The 2020 evacuation target has gathered
political undertones with President Museveni said to be keen to have the
project running before the 2021 elections in which he is expected to
contest, after Parliament last week voted to remove the age limit of 75
for presidential candidates. President Museveni is 73.
Big
infrastructure projects in East Africa have recently become ego trips
for leaders. Kenya’s President Uhuru Kenyatta was keen to have oil from
Turkana hit the export market just before the general election in August
this year.
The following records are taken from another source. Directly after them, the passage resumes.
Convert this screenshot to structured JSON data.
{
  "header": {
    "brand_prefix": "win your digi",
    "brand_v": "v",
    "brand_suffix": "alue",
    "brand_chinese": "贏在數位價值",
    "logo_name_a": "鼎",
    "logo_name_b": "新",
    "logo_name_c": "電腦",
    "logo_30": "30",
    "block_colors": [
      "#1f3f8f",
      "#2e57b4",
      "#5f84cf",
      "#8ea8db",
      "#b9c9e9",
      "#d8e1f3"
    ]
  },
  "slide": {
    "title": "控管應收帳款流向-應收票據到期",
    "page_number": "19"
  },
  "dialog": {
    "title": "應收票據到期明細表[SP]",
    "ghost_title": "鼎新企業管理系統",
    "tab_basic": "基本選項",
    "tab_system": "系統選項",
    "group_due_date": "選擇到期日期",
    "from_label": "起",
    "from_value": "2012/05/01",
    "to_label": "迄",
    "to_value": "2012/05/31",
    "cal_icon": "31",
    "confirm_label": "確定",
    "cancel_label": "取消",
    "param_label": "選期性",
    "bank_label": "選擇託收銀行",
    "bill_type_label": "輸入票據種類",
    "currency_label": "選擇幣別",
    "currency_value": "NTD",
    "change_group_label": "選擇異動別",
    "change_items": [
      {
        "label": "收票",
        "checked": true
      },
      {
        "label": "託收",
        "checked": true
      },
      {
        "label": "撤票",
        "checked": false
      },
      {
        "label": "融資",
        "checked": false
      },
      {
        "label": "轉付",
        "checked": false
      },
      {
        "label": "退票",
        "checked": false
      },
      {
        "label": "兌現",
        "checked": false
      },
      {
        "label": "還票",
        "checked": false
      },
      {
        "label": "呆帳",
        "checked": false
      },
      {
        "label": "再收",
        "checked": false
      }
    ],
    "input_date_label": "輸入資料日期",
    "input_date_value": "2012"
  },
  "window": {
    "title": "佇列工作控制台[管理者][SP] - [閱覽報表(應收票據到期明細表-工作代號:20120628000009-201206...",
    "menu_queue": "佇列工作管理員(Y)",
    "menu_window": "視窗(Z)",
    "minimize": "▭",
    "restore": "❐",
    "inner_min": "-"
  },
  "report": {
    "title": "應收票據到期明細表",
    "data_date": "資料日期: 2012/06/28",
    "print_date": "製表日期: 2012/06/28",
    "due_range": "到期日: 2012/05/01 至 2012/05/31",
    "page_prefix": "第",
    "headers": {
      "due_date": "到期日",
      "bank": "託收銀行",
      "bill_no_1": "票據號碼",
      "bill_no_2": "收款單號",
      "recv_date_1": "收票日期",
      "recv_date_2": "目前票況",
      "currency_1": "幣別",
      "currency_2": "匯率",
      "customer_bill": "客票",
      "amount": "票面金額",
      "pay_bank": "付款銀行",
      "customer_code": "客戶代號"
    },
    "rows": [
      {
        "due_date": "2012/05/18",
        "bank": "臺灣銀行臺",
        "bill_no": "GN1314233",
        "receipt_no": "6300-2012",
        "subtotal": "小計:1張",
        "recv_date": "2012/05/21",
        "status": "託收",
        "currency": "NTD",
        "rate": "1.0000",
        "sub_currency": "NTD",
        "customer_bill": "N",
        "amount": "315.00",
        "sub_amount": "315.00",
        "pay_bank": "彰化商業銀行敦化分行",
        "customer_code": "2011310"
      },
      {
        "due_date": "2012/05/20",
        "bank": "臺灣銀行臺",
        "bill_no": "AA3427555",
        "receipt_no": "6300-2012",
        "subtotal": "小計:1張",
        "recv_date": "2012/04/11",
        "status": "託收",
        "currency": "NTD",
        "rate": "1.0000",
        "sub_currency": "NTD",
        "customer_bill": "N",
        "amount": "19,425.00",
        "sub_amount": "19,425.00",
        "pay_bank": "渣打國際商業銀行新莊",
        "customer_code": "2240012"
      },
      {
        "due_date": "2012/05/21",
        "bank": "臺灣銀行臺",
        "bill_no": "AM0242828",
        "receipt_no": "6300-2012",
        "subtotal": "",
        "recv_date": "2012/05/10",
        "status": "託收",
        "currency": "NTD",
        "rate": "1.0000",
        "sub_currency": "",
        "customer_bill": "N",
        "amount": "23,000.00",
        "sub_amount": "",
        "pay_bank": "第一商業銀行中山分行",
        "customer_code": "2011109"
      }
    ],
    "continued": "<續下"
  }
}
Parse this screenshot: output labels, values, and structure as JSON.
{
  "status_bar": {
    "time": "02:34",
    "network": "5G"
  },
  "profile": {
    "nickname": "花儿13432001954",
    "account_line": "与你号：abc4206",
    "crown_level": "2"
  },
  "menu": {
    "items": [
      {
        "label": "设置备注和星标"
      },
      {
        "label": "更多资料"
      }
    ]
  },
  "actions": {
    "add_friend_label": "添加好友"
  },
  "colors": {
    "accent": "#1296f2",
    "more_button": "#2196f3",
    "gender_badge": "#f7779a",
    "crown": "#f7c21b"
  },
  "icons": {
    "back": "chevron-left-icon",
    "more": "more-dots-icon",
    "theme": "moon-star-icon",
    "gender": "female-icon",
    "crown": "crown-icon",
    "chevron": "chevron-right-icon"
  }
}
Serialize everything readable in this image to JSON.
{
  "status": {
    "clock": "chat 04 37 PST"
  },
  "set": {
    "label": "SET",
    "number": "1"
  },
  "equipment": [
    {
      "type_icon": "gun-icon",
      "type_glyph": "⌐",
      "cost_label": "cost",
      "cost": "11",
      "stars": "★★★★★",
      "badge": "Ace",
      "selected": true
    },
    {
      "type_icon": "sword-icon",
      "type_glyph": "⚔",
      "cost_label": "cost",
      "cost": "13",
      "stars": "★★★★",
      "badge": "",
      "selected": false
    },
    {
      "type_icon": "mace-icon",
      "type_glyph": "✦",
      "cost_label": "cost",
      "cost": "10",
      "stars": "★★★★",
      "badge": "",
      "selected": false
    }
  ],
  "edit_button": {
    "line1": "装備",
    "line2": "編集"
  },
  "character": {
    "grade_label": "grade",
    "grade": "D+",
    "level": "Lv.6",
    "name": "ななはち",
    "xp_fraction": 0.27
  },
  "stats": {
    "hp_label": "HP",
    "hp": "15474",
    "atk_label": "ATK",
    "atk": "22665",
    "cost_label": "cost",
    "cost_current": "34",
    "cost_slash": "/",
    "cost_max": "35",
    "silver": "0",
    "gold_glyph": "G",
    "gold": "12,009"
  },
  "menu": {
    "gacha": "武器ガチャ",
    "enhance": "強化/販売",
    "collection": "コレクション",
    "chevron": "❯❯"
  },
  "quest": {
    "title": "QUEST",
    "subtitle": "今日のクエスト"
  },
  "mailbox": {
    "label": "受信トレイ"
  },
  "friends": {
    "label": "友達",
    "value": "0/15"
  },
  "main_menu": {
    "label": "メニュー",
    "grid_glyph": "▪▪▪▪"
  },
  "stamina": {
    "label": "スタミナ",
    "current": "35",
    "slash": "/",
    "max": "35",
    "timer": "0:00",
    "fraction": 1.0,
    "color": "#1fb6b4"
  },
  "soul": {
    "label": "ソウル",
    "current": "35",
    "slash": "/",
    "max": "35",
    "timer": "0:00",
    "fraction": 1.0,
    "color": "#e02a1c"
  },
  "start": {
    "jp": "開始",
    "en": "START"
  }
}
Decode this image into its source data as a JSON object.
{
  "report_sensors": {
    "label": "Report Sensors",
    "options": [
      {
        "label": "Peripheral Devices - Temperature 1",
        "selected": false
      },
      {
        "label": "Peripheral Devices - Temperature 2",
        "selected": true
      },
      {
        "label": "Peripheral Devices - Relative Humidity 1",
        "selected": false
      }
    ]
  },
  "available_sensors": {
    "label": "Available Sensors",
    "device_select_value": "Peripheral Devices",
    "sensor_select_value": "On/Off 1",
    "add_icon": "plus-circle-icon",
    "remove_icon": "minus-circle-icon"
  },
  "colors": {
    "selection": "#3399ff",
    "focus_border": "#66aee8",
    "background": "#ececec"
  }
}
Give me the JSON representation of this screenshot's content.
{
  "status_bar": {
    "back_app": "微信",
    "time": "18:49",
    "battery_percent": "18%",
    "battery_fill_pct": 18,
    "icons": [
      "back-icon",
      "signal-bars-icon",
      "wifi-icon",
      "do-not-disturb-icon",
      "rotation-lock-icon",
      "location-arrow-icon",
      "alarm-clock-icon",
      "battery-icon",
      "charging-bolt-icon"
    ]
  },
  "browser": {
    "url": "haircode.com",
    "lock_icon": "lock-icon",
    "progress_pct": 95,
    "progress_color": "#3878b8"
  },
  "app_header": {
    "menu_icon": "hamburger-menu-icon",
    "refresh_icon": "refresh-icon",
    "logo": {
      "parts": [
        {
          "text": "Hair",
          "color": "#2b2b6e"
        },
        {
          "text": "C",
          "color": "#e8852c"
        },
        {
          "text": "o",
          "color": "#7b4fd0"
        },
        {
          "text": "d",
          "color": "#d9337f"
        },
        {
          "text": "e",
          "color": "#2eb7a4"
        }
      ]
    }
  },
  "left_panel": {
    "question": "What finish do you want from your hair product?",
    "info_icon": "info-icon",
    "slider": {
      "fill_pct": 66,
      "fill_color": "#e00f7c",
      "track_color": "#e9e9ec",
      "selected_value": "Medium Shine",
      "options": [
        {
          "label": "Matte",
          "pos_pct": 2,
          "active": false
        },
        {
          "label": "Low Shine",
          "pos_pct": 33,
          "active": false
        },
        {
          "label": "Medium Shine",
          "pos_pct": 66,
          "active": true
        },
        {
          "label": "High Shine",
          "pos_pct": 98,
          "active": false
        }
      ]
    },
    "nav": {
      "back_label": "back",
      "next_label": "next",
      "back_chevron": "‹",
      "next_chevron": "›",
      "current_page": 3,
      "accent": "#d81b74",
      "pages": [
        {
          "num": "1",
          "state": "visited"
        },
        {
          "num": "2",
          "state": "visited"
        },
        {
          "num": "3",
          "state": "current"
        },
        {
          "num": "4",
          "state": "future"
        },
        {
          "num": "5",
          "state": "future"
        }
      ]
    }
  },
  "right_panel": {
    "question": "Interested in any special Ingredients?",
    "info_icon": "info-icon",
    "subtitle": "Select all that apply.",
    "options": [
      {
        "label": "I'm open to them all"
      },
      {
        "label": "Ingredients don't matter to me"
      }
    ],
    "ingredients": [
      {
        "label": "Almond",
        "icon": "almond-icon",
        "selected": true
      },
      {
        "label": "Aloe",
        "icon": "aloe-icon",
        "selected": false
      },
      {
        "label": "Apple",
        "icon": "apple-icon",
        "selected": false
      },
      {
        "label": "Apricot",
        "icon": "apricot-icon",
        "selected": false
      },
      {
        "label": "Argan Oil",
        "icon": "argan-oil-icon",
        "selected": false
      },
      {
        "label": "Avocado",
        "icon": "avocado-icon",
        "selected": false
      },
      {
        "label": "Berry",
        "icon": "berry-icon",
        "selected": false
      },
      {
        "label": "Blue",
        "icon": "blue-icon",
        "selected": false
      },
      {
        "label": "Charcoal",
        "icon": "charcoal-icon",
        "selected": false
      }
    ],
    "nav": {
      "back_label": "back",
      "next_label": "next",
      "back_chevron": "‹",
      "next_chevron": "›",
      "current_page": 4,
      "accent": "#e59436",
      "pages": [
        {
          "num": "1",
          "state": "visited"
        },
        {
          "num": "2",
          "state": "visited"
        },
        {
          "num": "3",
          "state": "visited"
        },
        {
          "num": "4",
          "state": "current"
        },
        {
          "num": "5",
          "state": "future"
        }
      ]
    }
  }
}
His ambition came unstuck because of logistical challenges
but he managed to pull through the standard gauge railway between
Mombasa on the Coast and Nairobi.
Tanzania’s President
John Magufuli has targeted the development of the Central Corridor —
including the pipeline that will evacuate crude oil from Uganda —
linking Dar es salaam to Bujumbura, Kigali and Kampala as one of his
flagship projects.
President
Paul Kagame targeted improvements in tourism and trade services leading
to reforms that saw the Rwanda Convention Centre built and the country
relax visa restrictions.
Although the delay in
bringing oil to the ground could hold back revenues, it could turn out
to be a blessing in disguise as international oil prices show signs of
steady recovery from a trough that has persisted for more than three
years. The partners, however, maintain the market entry target is still
feasible.
“All parties are fully committed and are
endeavouring to achieve the targeted date of end 2020,” said Total’s
spokeswoman Ahlem Friga-Noy.
Fluor and CB&I are
competing to be the contractor of the oil infrastructure after Technip
was edged out in the first phase of the design completed in July.
“Fluor
and CB&I have been selected to undertake the second phase of the
front end engineering design. The best contractor at the end of the
second phase will be selected to undertake the engineering, procurement
and construction of the project,” said Ms Friga-Noy.
Thereafter
the preferred contractor will again be selected to for remaining works,
including establishing a 200,000 bop central processing facility.
In
August 2016, the Energy Ministry issued eight production licences to
Total E&P Uganda and Tullow Oil Uganda. The licences contain about
5.4 billion barrels of crude out of an estimated volume of 6.5 billion
barrels.
“The companies are expected to work towards
reaching final investment decisions within 18 months after issuance of
the production licences and first oil in the year 2020,” energy and
mineral development minister Irene Muloni said in February.